Sustained doxycycline-induced ChABC treatment was found to promote recovery of skilled reaching following cervical contusion injury. All the rats in this study were able to pick up a food pellet in a single reaching movement prior to injury, and all rats were unable to do this one week after spinal cord injury. However, rats in the long-term doxycycline-induced ChABC treatment group improved over time, with improvements over all other treatment groups emerging around four weeks post-injury and continuing thereafter. Eight weeks on from sustaining the spinal cord injury, rats with long-term doxycycline-induced ChABC treatment had a 43.4% success rate at this task, more than double that of any of the other treatment groups. Rats in this group successfully retrieved the pellet almost three times faster than those in the short-term doxycycline-induced ChABC group; this led the study authors to conclude that sustained administration of doxycycline (for eight weeks) may be required to provide sufficient CSPG digestion for significant neuroplasticity of descending systems involved in skilled reaching.

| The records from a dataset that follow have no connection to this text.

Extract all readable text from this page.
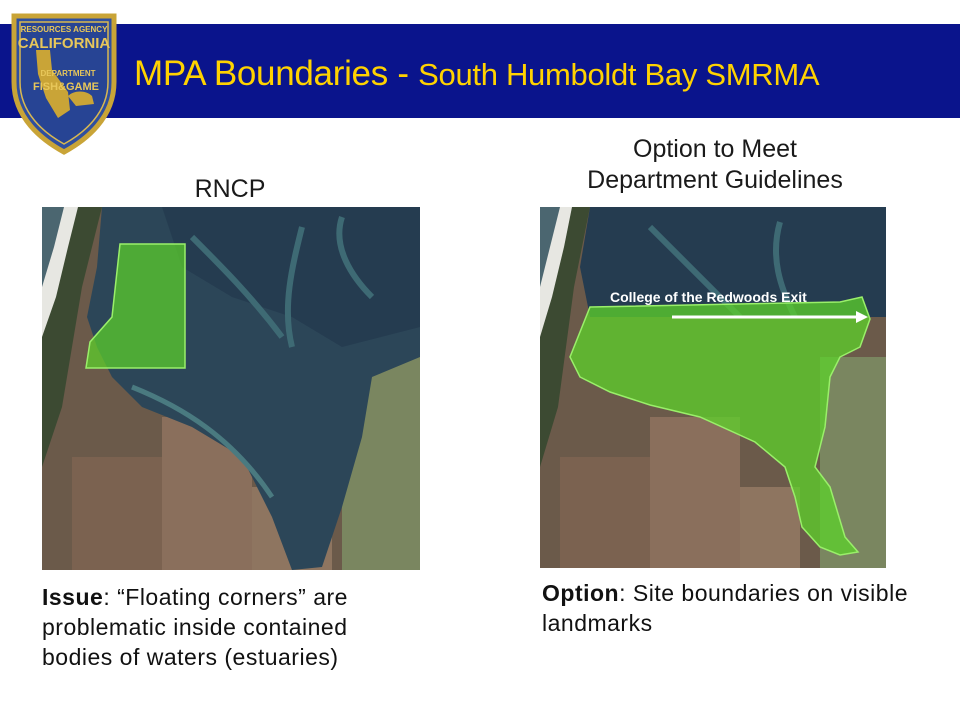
RESOURCES AGENCY
CALIFORNIA
DEPARTMENT
FISH&GAME MPA Boundaries - South Humboldt Bay SMRMA
RNCP
Option to Meet
Department Guidelines
College of the Redwoods Exit
Issue: “Floating corners” are problematic inside contained bodies of waters (estuaries)
Option: Site boundaries on visible landmarks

Gene therapy improves physiological conduction

In addition to behavioural end-points, the study investigators set out to assess the physiological conduction properties of the sensory axons traversing the injury site following treatment. Burnside et al found that short-term doxycycline-induced ChABC treatment is sufficient to confer increased conduction. Eight weeks after spinal cord injury, both long-term and short-term doxycycline-induced ChABC treated rats had significantly improved sensory fibre conduction, with a 70.4%±2.3 and 69.3%±4.4 increase, respectively, in the percentage of axons able to conduct through the injury site. However, only long-term treatment led to an increased density of the presynaptic excitatory marker vGlut1+. The authors write that this indicates that “long-term CSPG digestion promotes enhanced innervation by descending motor pathways”.

Burnside et al conclude their work on a positive note: “This preclinical study could have a significant impact for tetraplegic individuals, for whom recovery of hand function is an important determinant of independence, and supports the ongoing development of chondroitinase gene therapy towards clinical application for the treatment of spinal cord injury.”